The poem at the end of this post came in one of the most perilous weeks of my life.
I was diagnosed in February of 2004 with what turned out to be Stage 3 colon cancer. It emptied the life I had and, though it was excruciating, a new one grew in that emptiness.
In the whole journey, I never surrendered my sovereignty.
When the oncologist delivered the news, I joked, “When you go in, can you do some liposuction?”
I wore a long red sheath as I strode into the hospital for my surgery. With me were four women friends, I called my amazons, who took shifts so I always had a warrior between me and the hospital staff.
Convalescing at home from the surgery on a futon couch in the living room, I had a series of three powerful dreams, and these have shaped my life ever since. One told me to leave the home I shared with loving friends and go live alone somewhere that 20-foot tides swept in and out daily. I moved to a shack on a cliff on an island across from Mt. Rainier.
When the oncologist told me I had to do chemo or I had a 45% chance of being alive in five years. I asked him to show me the data. He brought me a copy of a page summarizing the double-blind placebo controlled studies. I held the paper next to my face and pointed to it, then to me. “This is a piece of paper. This is Vicki. Paper. Vicki”… and I went home to consider.
I didn’t want to die from pigheadedness,
So reluctantly I chose to give two rounds of a six round protocol a try.
The first one produced drastic side effects, ones they’d never seen.

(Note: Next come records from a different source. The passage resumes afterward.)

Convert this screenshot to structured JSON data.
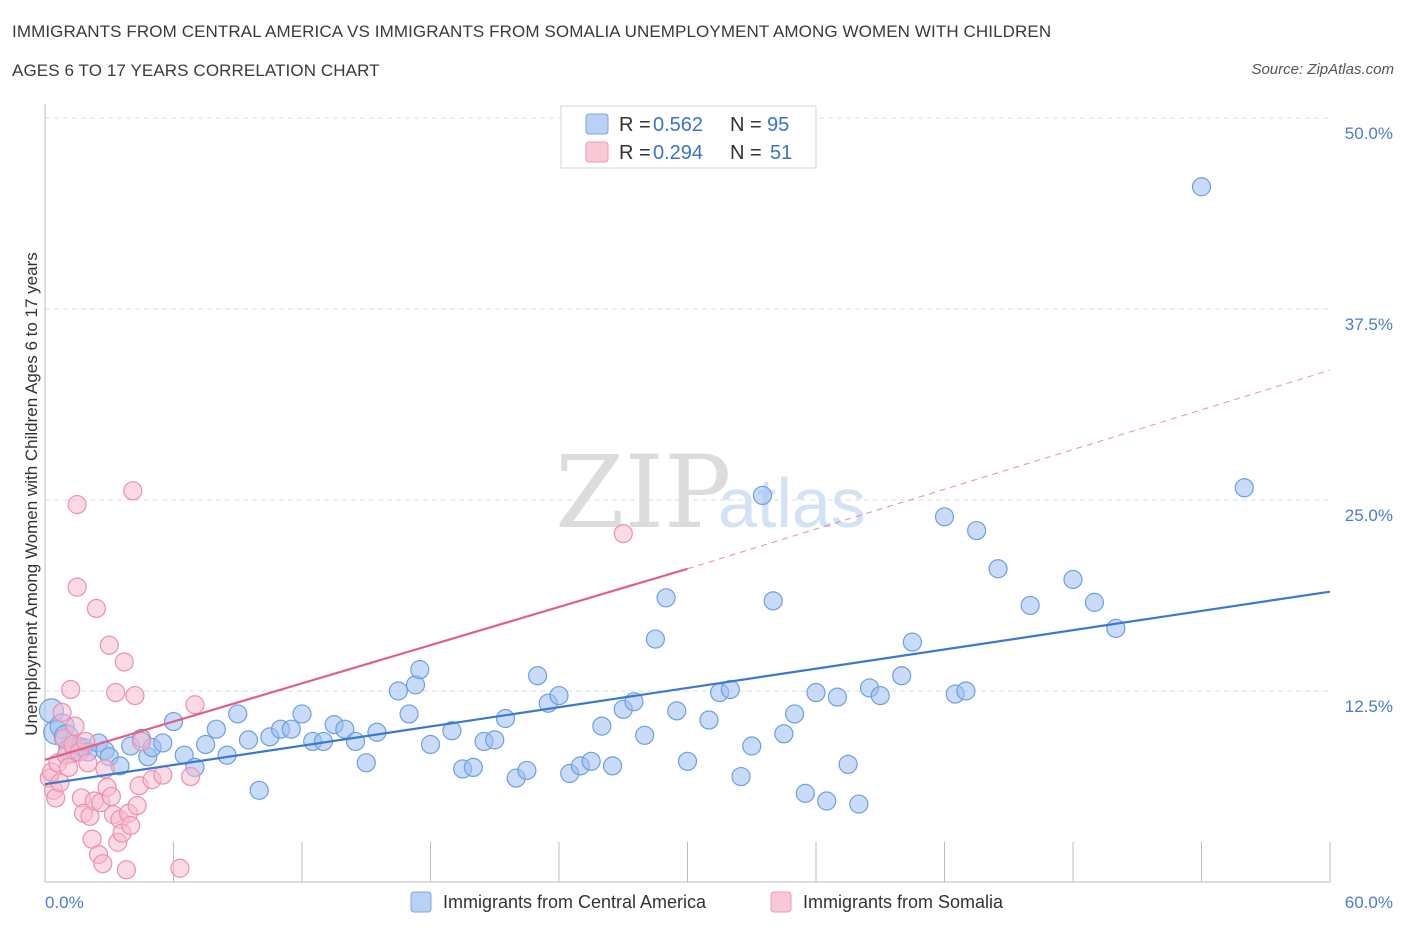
{
  "title_line1": "IMMIGRANTS FROM CENTRAL AMERICA VS IMMIGRANTS FROM SOMALIA UNEMPLOYMENT AMONG WOMEN WITH CHILDREN",
  "title_line2": "AGES 6 TO 17 YEARS CORRELATION CHART",
  "source": "Source: ZipAtlas.com",
  "watermark": {
    "zip": "ZIP",
    "atlas": "atlas"
  },
  "legend": {
    "rows": [
      {
        "r_label": "R =",
        "r_value": "0.562",
        "n_label": "N =",
        "n_value": "95"
      },
      {
        "r_label": "R =",
        "r_value": "0.294",
        "n_label": "N =",
        "n_value": "51"
      }
    ]
  },
  "chart_data": {
    "type": "scatter",
    "title": "IMMIGRANTS FROM CENTRAL AMERICA VS IMMIGRANTS FROM SOMALIA UNEMPLOYMENT AMONG WOMEN WITH CHILDREN AGES 6 TO 17 YEARS CORRELATION CHART",
    "xlabel": "",
    "ylabel": "Unemployment Among Women with Children Ages 6 to 17 years",
    "xlim": [
      0,
      60
    ],
    "ylim": [
      0,
      50
    ],
    "x_tick_labels": [
      {
        "value": 0,
        "label": "0.0%"
      },
      {
        "value": 60,
        "label": "60.0%"
      }
    ],
    "y_tick_labels": [
      {
        "value": 12.5,
        "label": "12.5%"
      },
      {
        "value": 25,
        "label": "25.0%"
      },
      {
        "value": 37.5,
        "label": "37.5%"
      },
      {
        "value": 50,
        "label": "50.0%"
      }
    ],
    "grid": "horizontal dashed",
    "legend_position": "top-center",
    "series": [
      {
        "name": "Immigrants from Central America",
        "color": "#9dbff0",
        "edge_color": "#6f9ee0",
        "line_color": "#3b78d0",
        "R": 0.562,
        "N": 95,
        "trend": {
          "x0": 0,
          "y0": 6.4,
          "x1": 60,
          "y1": 19.0
        },
        "points": [
          [
            0.3,
            11.2
          ],
          [
            0.5,
            9.8
          ],
          [
            0.8,
            10.2
          ],
          [
            1.0,
            9.5
          ],
          [
            1.2,
            8.6
          ],
          [
            1.5,
            8.7
          ],
          [
            1.8,
            8.8
          ],
          [
            2.0,
            8.5
          ],
          [
            2.5,
            9.1
          ],
          [
            2.8,
            8.6
          ],
          [
            3.0,
            8.2
          ],
          [
            3.5,
            7.6
          ],
          [
            4.0,
            8.9
          ],
          [
            4.5,
            9.4
          ],
          [
            4.8,
            8.2
          ],
          [
            5.0,
            8.8
          ],
          [
            5.5,
            9.1
          ],
          [
            6.0,
            10.5
          ],
          [
            6.5,
            8.3
          ],
          [
            7.0,
            7.5
          ],
          [
            7.5,
            9.0
          ],
          [
            8.0,
            10.0
          ],
          [
            8.5,
            8.3
          ],
          [
            9.0,
            11.0
          ],
          [
            9.5,
            9.3
          ],
          [
            10.0,
            6.0
          ],
          [
            10.5,
            9.5
          ],
          [
            11.0,
            10.0
          ],
          [
            11.5,
            10.0
          ],
          [
            12.0,
            11.0
          ],
          [
            12.5,
            9.2
          ],
          [
            13.0,
            9.2
          ],
          [
            13.5,
            10.3
          ],
          [
            14.0,
            10.0
          ],
          [
            14.5,
            9.2
          ],
          [
            15.0,
            7.8
          ],
          [
            15.5,
            9.8
          ],
          [
            16.5,
            12.5
          ],
          [
            17.0,
            11.0
          ],
          [
            17.3,
            12.9
          ],
          [
            17.5,
            13.9
          ],
          [
            18.0,
            9.0
          ],
          [
            19.0,
            9.9
          ],
          [
            19.5,
            7.4
          ],
          [
            20.0,
            7.5
          ],
          [
            20.5,
            9.2
          ],
          [
            21.0,
            9.3
          ],
          [
            21.5,
            10.7
          ],
          [
            22.0,
            6.8
          ],
          [
            22.5,
            7.3
          ],
          [
            23.0,
            13.5
          ],
          [
            23.5,
            11.7
          ],
          [
            24.0,
            12.2
          ],
          [
            24.5,
            7.1
          ],
          [
            25.0,
            7.6
          ],
          [
            25.5,
            7.9
          ],
          [
            26.0,
            10.2
          ],
          [
            26.5,
            7.6
          ],
          [
            27.0,
            11.3
          ],
          [
            27.5,
            11.8
          ],
          [
            28.0,
            9.6
          ],
          [
            28.5,
            15.9
          ],
          [
            29.0,
            18.6
          ],
          [
            29.5,
            11.2
          ],
          [
            30.0,
            7.9
          ],
          [
            31.0,
            10.6
          ],
          [
            31.5,
            12.4
          ],
          [
            32.0,
            12.6
          ],
          [
            32.5,
            6.9
          ],
          [
            33.0,
            8.9
          ],
          [
            33.5,
            25.3
          ],
          [
            34.0,
            18.4
          ],
          [
            34.5,
            9.7
          ],
          [
            35.0,
            11.0
          ],
          [
            35.5,
            5.8
          ],
          [
            36.0,
            12.4
          ],
          [
            36.5,
            5.3
          ],
          [
            37.0,
            12.1
          ],
          [
            37.5,
            7.7
          ],
          [
            38.0,
            5.1
          ],
          [
            38.5,
            12.7
          ],
          [
            39.0,
            12.2
          ],
          [
            40.0,
            13.5
          ],
          [
            40.5,
            15.7
          ],
          [
            42.0,
            23.9
          ],
          [
            42.5,
            12.3
          ],
          [
            43.0,
            12.5
          ],
          [
            43.5,
            23.0
          ],
          [
            44.5,
            20.5
          ],
          [
            46.0,
            18.1
          ],
          [
            48.0,
            19.8
          ],
          [
            49.0,
            18.3
          ],
          [
            50.0,
            16.6
          ],
          [
            54.0,
            45.5
          ],
          [
            56.0,
            25.8
          ]
        ]
      },
      {
        "name": "Immigrants from Somalia",
        "color": "#f6bccd",
        "edge_color": "#ee8fae",
        "line_color": "#e0608a",
        "R": 0.294,
        "N": 51,
        "trend": {
          "x0": 0,
          "y0": 8.0,
          "x1": 30,
          "y1": 20.5
        },
        "trend_extension": {
          "x0": 30,
          "y0": 20.5,
          "x1": 60,
          "y1": 33.5
        },
        "points": [
          [
            0.2,
            6.8
          ],
          [
            0.3,
            7.2
          ],
          [
            0.4,
            6.0
          ],
          [
            0.5,
            5.5
          ],
          [
            0.6,
            7.8
          ],
          [
            0.7,
            6.5
          ],
          [
            0.8,
            11.1
          ],
          [
            0.9,
            9.4
          ],
          [
            1.0,
            8.3
          ],
          [
            1.1,
            7.5
          ],
          [
            1.2,
            12.6
          ],
          [
            1.3,
            9.0
          ],
          [
            1.4,
            10.2
          ],
          [
            1.5,
            24.7
          ],
          [
            1.5,
            19.3
          ],
          [
            1.6,
            8.5
          ],
          [
            1.7,
            5.5
          ],
          [
            1.8,
            4.5
          ],
          [
            1.9,
            9.2
          ],
          [
            2.0,
            7.8
          ],
          [
            2.1,
            4.3
          ],
          [
            2.2,
            2.8
          ],
          [
            2.3,
            5.3
          ],
          [
            2.4,
            17.9
          ],
          [
            2.5,
            1.8
          ],
          [
            2.6,
            5.2
          ],
          [
            2.7,
            1.2
          ],
          [
            2.8,
            7.4
          ],
          [
            2.9,
            6.2
          ],
          [
            3.0,
            15.5
          ],
          [
            3.1,
            5.6
          ],
          [
            3.2,
            4.4
          ],
          [
            3.3,
            12.4
          ],
          [
            3.4,
            2.6
          ],
          [
            3.5,
            4.1
          ],
          [
            3.6,
            3.2
          ],
          [
            3.7,
            14.4
          ],
          [
            3.8,
            0.8
          ],
          [
            3.9,
            4.5
          ],
          [
            4.0,
            3.7
          ],
          [
            4.1,
            25.6
          ],
          [
            4.2,
            12.2
          ],
          [
            4.3,
            5.0
          ],
          [
            4.4,
            6.3
          ],
          [
            4.5,
            9.2
          ],
          [
            5.0,
            6.7
          ],
          [
            5.5,
            7.0
          ],
          [
            6.3,
            0.9
          ],
          [
            6.8,
            6.9
          ],
          [
            7.0,
            11.6
          ],
          [
            27.0,
            22.8
          ]
        ]
      }
    ]
  },
  "bottom_legend": [
    {
      "label": "Immigrants from Central America"
    },
    {
      "label": "Immigrants from Somalia"
    }
  ]
}
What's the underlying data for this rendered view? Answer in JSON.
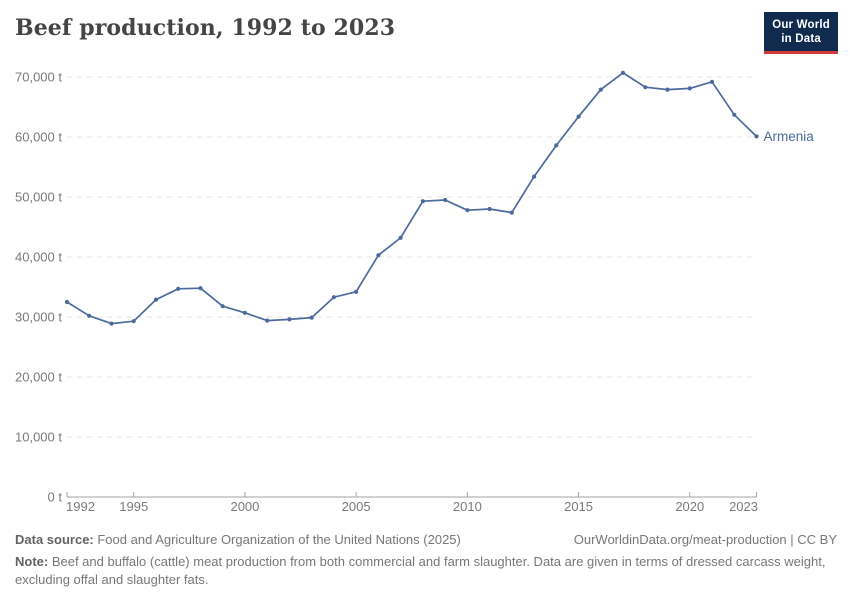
{
  "header": {
    "title": "Beef production, 1992 to 2023",
    "logo": {
      "line1": "Our World",
      "line2": "in Data",
      "background_color": "#112b4e",
      "bar_color": "#d73c3c"
    }
  },
  "chart_data": {
    "type": "line",
    "title": "Beef production, 1992 to 2023",
    "x": [
      1992,
      1993,
      1994,
      1995,
      1996,
      1997,
      1998,
      1999,
      2000,
      2001,
      2002,
      2003,
      2004,
      2005,
      2006,
      2007,
      2008,
      2009,
      2010,
      2011,
      2012,
      2013,
      2014,
      2015,
      2016,
      2017,
      2018,
      2019,
      2020,
      2021,
      2022,
      2023
    ],
    "series": [
      {
        "name": "Armenia",
        "color": "#4c6a9c",
        "values": [
          32500,
          30200,
          28900,
          29300,
          32900,
          34700,
          34800,
          31800,
          30700,
          29400,
          29600,
          29900,
          33300,
          34200,
          40300,
          43200,
          49300,
          49500,
          47800,
          48000,
          47400,
          53400,
          58600,
          63400,
          67900,
          70700,
          68300,
          67900,
          68100,
          69200,
          63700,
          60100
        ]
      }
    ],
    "xlim": [
      1992,
      2023
    ],
    "ylim": [
      0,
      70000
    ],
    "unit": "t",
    "yticks": [
      {
        "value": 0,
        "label": "0 t"
      },
      {
        "value": 10000,
        "label": "10,000 t"
      },
      {
        "value": 20000,
        "label": "20,000 t"
      },
      {
        "value": 30000,
        "label": "30,000 t"
      },
      {
        "value": 40000,
        "label": "40,000 t"
      },
      {
        "value": 50000,
        "label": "50,000 t"
      },
      {
        "value": 60000,
        "label": "60,000 t"
      },
      {
        "value": 70000,
        "label": "70,000 t"
      }
    ],
    "xticks": [
      {
        "value": 1992,
        "label": "1992",
        "align": "start"
      },
      {
        "value": 1995,
        "label": "1995",
        "align": "middle"
      },
      {
        "value": 2000,
        "label": "2000",
        "align": "middle"
      },
      {
        "value": 2005,
        "label": "2005",
        "align": "middle"
      },
      {
        "value": 2010,
        "label": "2010",
        "align": "middle"
      },
      {
        "value": 2015,
        "label": "2015",
        "align": "middle"
      },
      {
        "value": 2020,
        "label": "2020",
        "align": "middle"
      },
      {
        "value": 2023,
        "label": "2023",
        "align": "end"
      }
    ],
    "grid": "horizontal-dashed",
    "legend": "end-of-line-label",
    "colors": {
      "gridline": "#e3e3e3",
      "axis_line": "#a3a3a3",
      "tick_text": "#7a7a7a"
    }
  },
  "footer": {
    "datasource_label": "Data source:",
    "datasource_text": " Food and Agriculture Organization of the United Nations (2025)",
    "link_text": "OurWorldinData.org/meat-production | CC BY",
    "note_label": "Note:",
    "note_text": " Beef and buffalo (cattle) meat production from both commercial and farm slaughter. Data are given in terms of dressed carcass weight, excluding offal and slaughter fats."
  }
}
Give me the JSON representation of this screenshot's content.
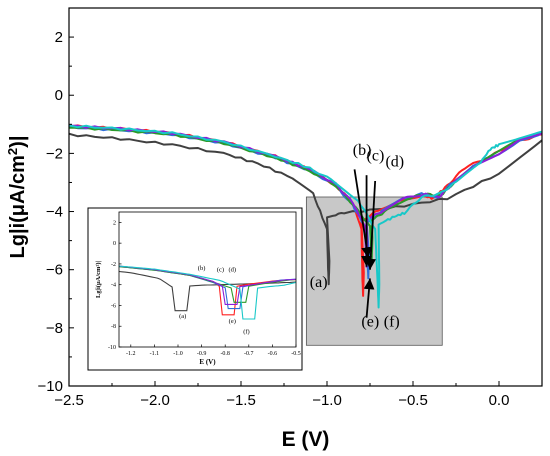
{
  "chart_data": [
    {
      "type": "line",
      "role": "main",
      "xlabel": "E (V)",
      "ylabel_prefix": "Lg|i(μA/cm",
      "ylabel_sup": "2",
      "ylabel_suffix": ")|",
      "xlim": [
        -2.5,
        0.25
      ],
      "ylim": [
        -10,
        3
      ],
      "xticks": [
        -2.5,
        -2.0,
        -1.5,
        -1.0,
        -0.5,
        0.0
      ],
      "xtick_labels": [
        "−2.5",
        "−2.0",
        "−1.5",
        "−1.0",
        "−0.5",
        "0.0"
      ],
      "yticks": [
        -10,
        -8,
        -6,
        -4,
        -2,
        0,
        2
      ],
      "ytick_labels": [
        "−10",
        "−8",
        "−6",
        "−4",
        "−2",
        "0",
        "2"
      ],
      "highlight_box": {
        "x": [
          -1.12,
          -0.33
        ],
        "y": [
          -8.6,
          -3.5
        ],
        "color": "#c8c8c8"
      },
      "series": [
        {
          "label": "(a)",
          "color": "#404040",
          "ecorr": -0.99,
          "low": -6.5,
          "cathodic": [
            [
              -2.5,
              -1.35
            ],
            [
              -2.2,
              -1.5
            ],
            [
              -1.9,
              -1.7
            ],
            [
              -1.6,
              -2.0
            ],
            [
              -1.4,
              -2.35
            ],
            [
              -1.2,
              -2.85
            ],
            [
              -1.08,
              -3.4
            ],
            [
              -1.0,
              -4.6
            ]
          ],
          "anodic": [
            [
              -1.0,
              -4.2
            ],
            [
              -0.9,
              -4.05
            ],
            [
              -0.6,
              -3.85
            ],
            [
              -0.3,
              -3.55
            ],
            [
              0.0,
              -2.7
            ],
            [
              0.25,
              -1.55
            ]
          ]
        },
        {
          "label": "(b)",
          "color": "#ff2020",
          "ecorr": -0.79,
          "low": -6.9,
          "cathodic": [
            [
              -2.5,
              -1.05
            ],
            [
              -2.2,
              -1.15
            ],
            [
              -1.9,
              -1.3
            ],
            [
              -1.6,
              -1.6
            ],
            [
              -1.3,
              -2.1
            ],
            [
              -1.1,
              -2.55
            ],
            [
              -0.95,
              -3.1
            ],
            [
              -0.85,
              -3.7
            ],
            [
              -0.8,
              -4.6
            ]
          ],
          "anodic": [
            [
              -0.8,
              -4.35
            ],
            [
              -0.7,
              -3.95
            ],
            [
              -0.58,
              -3.6
            ],
            [
              -0.45,
              -3.45
            ],
            [
              -0.38,
              -3.55
            ],
            [
              -0.3,
              -3.1
            ],
            [
              -0.2,
              -2.5
            ],
            [
              -0.05,
              -2.1
            ],
            [
              0.1,
              -1.6
            ],
            [
              0.25,
              -1.35
            ]
          ]
        },
        {
          "label": "(c)",
          "color": "#2f6fd8",
          "ecorr": -0.76,
          "low": -6.3,
          "cathodic": [
            [
              -2.5,
              -1.1
            ],
            [
              -2.2,
              -1.2
            ],
            [
              -1.9,
              -1.35
            ],
            [
              -1.6,
              -1.65
            ],
            [
              -1.3,
              -2.15
            ],
            [
              -1.1,
              -2.6
            ],
            [
              -0.95,
              -3.1
            ],
            [
              -0.85,
              -3.8
            ],
            [
              -0.77,
              -4.6
            ]
          ],
          "anodic": [
            [
              -0.77,
              -4.4
            ],
            [
              -0.68,
              -4.0
            ],
            [
              -0.56,
              -3.55
            ],
            [
              -0.45,
              -3.4
            ],
            [
              -0.36,
              -3.5
            ],
            [
              -0.27,
              -3.0
            ],
            [
              -0.15,
              -2.4
            ],
            [
              0.0,
              -2.0
            ],
            [
              0.12,
              -1.55
            ],
            [
              0.25,
              -1.3
            ]
          ]
        },
        {
          "label": "(d)",
          "color": "#2a9a2a",
          "ecorr": -0.74,
          "low": -5.7,
          "cathodic": [
            [
              -2.5,
              -1.1
            ],
            [
              -2.2,
              -1.2
            ],
            [
              -1.9,
              -1.35
            ],
            [
              -1.6,
              -1.65
            ],
            [
              -1.3,
              -2.15
            ],
            [
              -1.1,
              -2.6
            ],
            [
              -0.95,
              -3.1
            ],
            [
              -0.85,
              -3.75
            ],
            [
              -0.75,
              -4.5
            ]
          ],
          "anodic": [
            [
              -0.74,
              -4.3
            ],
            [
              -0.65,
              -3.95
            ],
            [
              -0.53,
              -3.55
            ],
            [
              -0.43,
              -3.4
            ],
            [
              -0.34,
              -3.45
            ],
            [
              -0.25,
              -2.95
            ],
            [
              -0.12,
              -2.35
            ],
            [
              0.0,
              -1.95
            ],
            [
              0.12,
              -1.5
            ],
            [
              0.25,
              -1.3
            ]
          ]
        },
        {
          "label": "(e)",
          "color": "#8b1fd8",
          "ecorr": -0.77,
          "low": -5.9,
          "cathodic": [
            [
              -2.5,
              -1.05
            ],
            [
              -2.2,
              -1.15
            ],
            [
              -1.9,
              -1.3
            ],
            [
              -1.6,
              -1.6
            ],
            [
              -1.3,
              -2.1
            ],
            [
              -1.1,
              -2.55
            ],
            [
              -0.95,
              -3.05
            ],
            [
              -0.85,
              -3.7
            ],
            [
              -0.78,
              -4.5
            ]
          ],
          "anodic": [
            [
              -0.77,
              -4.3
            ],
            [
              -0.67,
              -3.95
            ],
            [
              -0.55,
              -3.55
            ],
            [
              -0.44,
              -3.4
            ],
            [
              -0.35,
              -3.5
            ],
            [
              -0.26,
              -3.0
            ],
            [
              -0.13,
              -2.4
            ],
            [
              0.0,
              -2.0
            ],
            [
              0.12,
              -1.55
            ],
            [
              0.25,
              -1.3
            ]
          ]
        },
        {
          "label": "(f)",
          "color": "#18c8c8",
          "ecorr": -0.7,
          "low": -7.3,
          "cathodic": [
            [
              -2.5,
              -1.05
            ],
            [
              -2.2,
              -1.15
            ],
            [
              -1.9,
              -1.3
            ],
            [
              -1.6,
              -1.6
            ],
            [
              -1.3,
              -2.1
            ],
            [
              -1.1,
              -2.5
            ],
            [
              -0.95,
              -3.0
            ],
            [
              -0.82,
              -3.6
            ],
            [
              -0.72,
              -4.6
            ]
          ],
          "anodic": [
            [
              -0.7,
              -4.45
            ],
            [
              -0.62,
              -4.2
            ],
            [
              -0.55,
              -4.05
            ],
            [
              -0.45,
              -3.5
            ],
            [
              -0.35,
              -3.4
            ],
            [
              -0.25,
              -3.0
            ],
            [
              -0.12,
              -2.4
            ],
            [
              -0.05,
              -1.85
            ],
            [
              0.0,
              -1.7
            ],
            [
              0.12,
              -1.45
            ],
            [
              0.25,
              -1.25
            ]
          ]
        }
      ],
      "annotations": [
        {
          "text": "(a)",
          "x": -1.1,
          "y": -6.6
        },
        {
          "text": "(b)",
          "x": -0.85,
          "y": -2.05
        },
        {
          "text": "(c)",
          "x": -0.77,
          "y": -2.25
        },
        {
          "text": "(d)",
          "x": -0.66,
          "y": -2.45
        },
        {
          "text": "(e)",
          "x": -0.8,
          "y": -7.95
        },
        {
          "text": "(f)",
          "x": -0.67,
          "y": -7.95
        }
      ],
      "arrows": [
        {
          "from": [
            -0.84,
            -2.55
          ],
          "to": [
            -0.76,
            -5.6
          ]
        },
        {
          "from": [
            -0.77,
            -2.75
          ],
          "to": [
            -0.77,
            -5.9
          ]
        },
        {
          "from": [
            -0.72,
            -2.95
          ],
          "to": [
            -0.75,
            -6.0
          ]
        },
        {
          "from": [
            -0.77,
            -7.65
          ],
          "to": [
            -0.75,
            -6.3
          ]
        }
      ]
    },
    {
      "type": "line",
      "role": "inset",
      "xlabel": "E (V)",
      "ylabel": "Lg|i(μA/cm²)|",
      "xlim": [
        -1.25,
        -0.5
      ],
      "ylim": [
        -10,
        3
      ],
      "xticks": [
        -1.2,
        -1.1,
        -1.0,
        -0.9,
        -0.8,
        -0.7,
        -0.6,
        -0.5
      ],
      "xtick_labels": [
        "-1.2",
        "-1.1",
        "-1.0",
        "-0.9",
        "-0.8",
        "-0.7",
        "-0.6",
        "-0.5"
      ],
      "yticks": [
        -10,
        -8,
        -6,
        -4,
        -2,
        0,
        2
      ],
      "ytick_labels": [
        "-10",
        "-8",
        "-6",
        "-4",
        "-2",
        "0",
        "2"
      ],
      "annotations": [
        {
          "text": "(a)",
          "x": -0.98,
          "y": -7.2
        },
        {
          "text": "(b)",
          "x": -0.9,
          "y": -2.6
        },
        {
          "text": "(c)",
          "x": -0.82,
          "y": -2.75
        },
        {
          "text": "(d)",
          "x": -0.77,
          "y": -2.75
        },
        {
          "text": "(e)",
          "x": -0.77,
          "y": -7.7
        },
        {
          "text": "(f)",
          "x": -0.71,
          "y": -8.7
        }
      ]
    }
  ]
}
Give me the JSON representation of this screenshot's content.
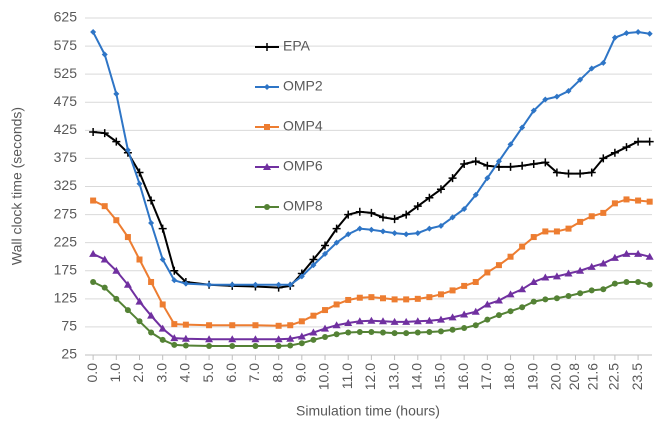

But I resolutely showed up for round two, which came a week before an annual summer gathering up on an island in BC. I thought I knew the drill, what I’d face day by day and how to survive. Then, deathly side effects hit. I’d hobble every hour to the bathroom, gripping my side to keep the pain at bay. Eventually, I was airlifted to a hospital in Seattle, x-rayed, intubated, and kept there sedated for 5 days as mysterious lesions along my whole alimentary canal healed.
I thanked the oncologist respectfully and told him I was done. He offered another protocol. No, I told him, I’m done. He turned away and when he turned back he said,
“You know, it’s people like you who survive.”
In BC, before being whisked back to the USA, I wrote this poem:
Empty Before Filling
August 3, 2004
empty your bowl
your stomach
your bowel
be hungry
empty your day
your week
your year
have time
empty your closet
your shelves
your drawers
be simple
empty your mind
your heart
your swarm of opinions and ways
be still
we do not know desire
we do not wake at 4 in the morning
with a strange feeling of something wanting to enter our emptiness.
who is this intruder come to penetrate us,
to plant the seeds of ‘next’ in our field of open now?
this is serious, for much is lost in letting such a stranger in
do we want a poem
a lover
a walk in the moonlight
do we want more food than we need
more respect
or power
or allure
heavy burdens that will never let us empty again?
beware
we do not know want
we do not allow lack to build
until we salivate
until our stomachs growl
until an honest need can come
dusty hat in hand
with an honest request
our fullness upon fullness
says,
“Here lives fear,
sell me what you will
for in my house
nothing is ever enough.”
It says,
“I have heard of a Universe that will never let me down,
but I have lost faith.
I do not trust.
If I do not pack my life with
people and things
I will starve
For nothing and no one is there for me.”
spin
in the vast emptiness
trailing the dust of your past like galaxies
sink
into the gossamer fullness of the space in between
feel
the touch of this velvet lover who has
waited, waited
for you to be
done
empty your bowl
your stomach
your bowel
be hungry
empty your day
your week
your year
have time
empty your closet
your shelves
your drawers
be simple
empty your mind
your heart
your swarm of opinions and ways
be still
be peace
This poem has so spoken to me… I am copying it by hand onto a long paper and taping it to my altar. I am freshly solo after 43 years of being an ‘us,’ and practicing being in the empty and open space of now.
Vicki, it was this poem, that brought back memories of my life in the early 80's, of a colon crisis that led to doing a 10 day juice and water fast. At the end I was exploding with energy and mental clarity. The experience of emptiness opened me up for infinite possibilities in my dreams. What a gift you are. Thank you so much.